Me esforzaba por lograr atraer la atención de estas mujeres en las conversaciones. Ellas respondían con voz aniñada, con risitas, y enrojecían si les hacía una pregunta directa. Todas las veces en que indagaba por sus opiniones políticas, respondían invariablemente que eran sus esposos quienes tenían una opinión política en sus hogares. El hecho de que yo tuviera mis propias ideas era visto como un indicio de malas costumbres y de falta de modestia. Podría jurar que a estas mujeres no les importaba quién gobernaba, si los españoles o los patriotas, con tal de que se les permitiera continuar con sus vidas privilegiadas, cuyos momentos más excitantes consistían en ir a misa y confesarse todos los días.

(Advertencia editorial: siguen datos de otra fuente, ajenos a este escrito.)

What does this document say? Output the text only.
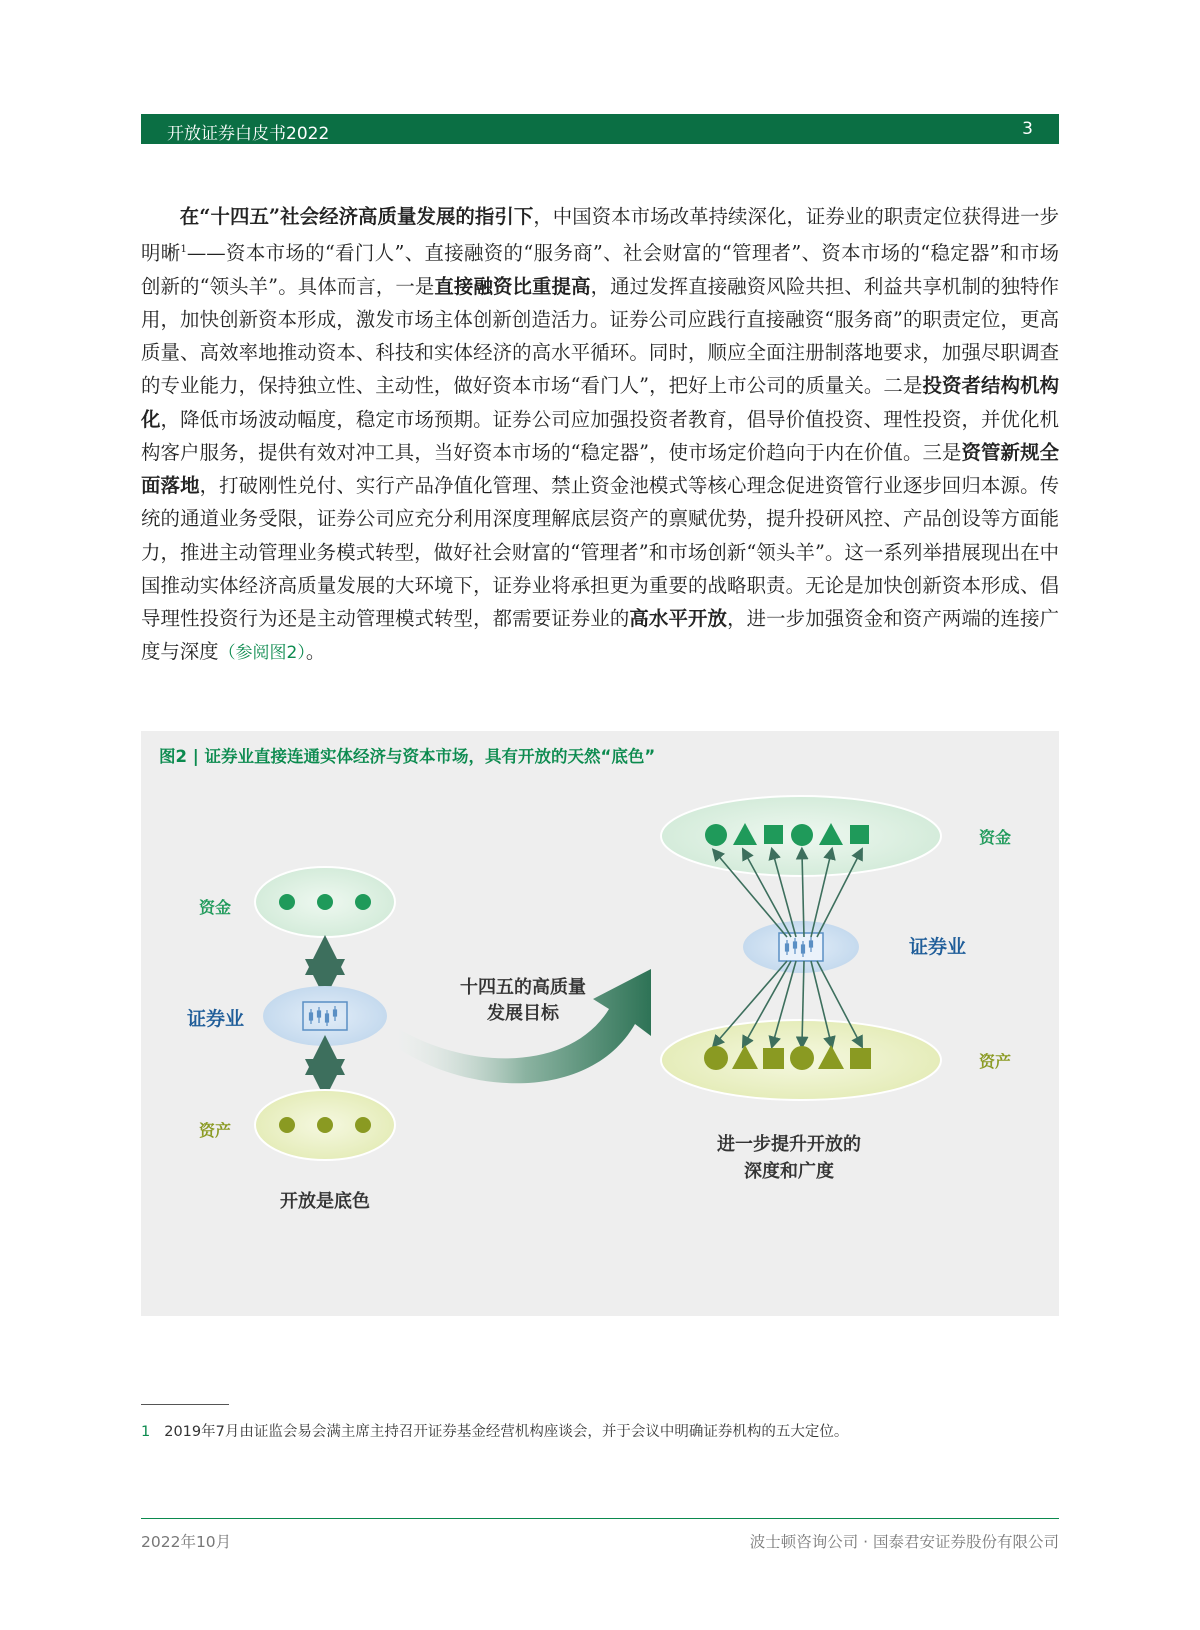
开放证券白皮书2022	3

在“十四五”社会经济高质量发展的指引下，中国资本市场改革持续深化，证券业的职责定位获得进一步明晰$^1$——资本市场的“看门人”、直接融资的“服务商”、社会财富的“管理者”、资本市场的“稳定器”和市场创新的“领头羊”。具体而言，一是直接融资比重提高，通过发挥直接融资风险共担、利益共享机制的独特作用，加快创新资本形成，激发市场主体创新创造活力。证券公司应践行直接融资“服务商”的职责定位，更高质量、高效率地推动资本、科技和实体经济的高水平循环。同时，顺应全面注册制落地要求，加强尽职调查的专业能力，保持独立性、主动性，做好资本市场“看门人”，把好上市公司的质量关。二是投资者结构机构化，降低市场波动幅度，稳定市场预期。证券公司应加强投资者教育，倡导价值投资、理性投资，并优化机构客户服务，提供有效对冲工具，当好资本市场的“稳定器”，使市场定价趋向于内在价值。三是资管新规全面落地，打破刚性兑付、实行产品净值化管理、禁止资金池模式等核心理念促进资管行业逐步回归本源。传统的通道业务受限，证券公司应充分利用深度理解底层资产的禀赋优势，提升投研风控、产品创设等方面能力，推进主动管理业务模式转型，做好社会财富的“管理者”和市场创新“领头羊”。这一系列举措展现出在中国推动实体经济高质量发展的大环境下，证券业将承担更为重要的战略职责。无论是加快创新资本形成、倡导理性投资行为还是主动管理模式转型，都需要证券业的高水平开放，进一步加强资金和资产两端的连接广度与深度（参阅图2）。

图2 | 证券业直接连通实体经济与资本市场，具有开放的天然“底色”
资金
证券业
资产
开放是底色
十四五的高质量
发展目标
资金
资产
证券业
进一步提升开放的
深度和广度
1 2019年7月由证监会易会满主席主持召开证券基金经营机构座谈会，并于会议中明确证券机构的五大定位。
2022年10月	波士顿咨询公司 · 国泰君安证券股份有限公司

En más de una ocasión tuve que refrenar mis impulsos de agarrar a una de estas mujeres por los hombros, zarandearla y gritarle en pleno rostro: “¡Despierta! ¡No estamos en la España medieval! ¡Estamos en 1828!”
Aunque yo era atea, todos los días le agradecía a Dios el haber nacido con una mente escéptica. Yo sabía que estas criaturas, con aspecto de cáscara de huevo, eran el resultado de la misma detestable educación a la que yo había estado sometida por las monjas en Quito. A todas nosotras se nos había enseñado a desconfiar de los sentidos: los ojos, las orejas, la boca y las lenguas eran instrumentos del demonio. Esas monjas nos enseñaron a cerrar los ojos y rezar a la Virgen María, sosteniendo un rosario en nuestras manos en el momento en que nuestros esposos nos montaran y nos penetraran a través de un hueco en la sábana que cubría nuestros cuerpos. A la mañana siguiente, debíamos salir a la carrera donde nuestros confesores y rogarles que nos perdonaran por haber sucumbido a la tentación.
No me rendía en mi intento de ganar el favor de estas mujeres. Después de la cena, me sentaba y conversaba con ellas por un rato, hasta que anunciaba mi necesidad de aire fresco. Entonces me excusaba e iba a reunirme con los hombres que bebían y hablaban de temas que me emocionaban.
Estaba segura de que la mayoría de los hombres de Bogotá resentía mi desparpajo. Por otra parte, los oficiales de Bolívar, en especial los irlandeses, parecían disfrutar con mi compañía y me consideraban como uno de ellos. Estos hombres no me veían como la rareza que representaba para la mayoría de los colombianos; en Europa, debían haber visto muchas mujeres independientes como yo.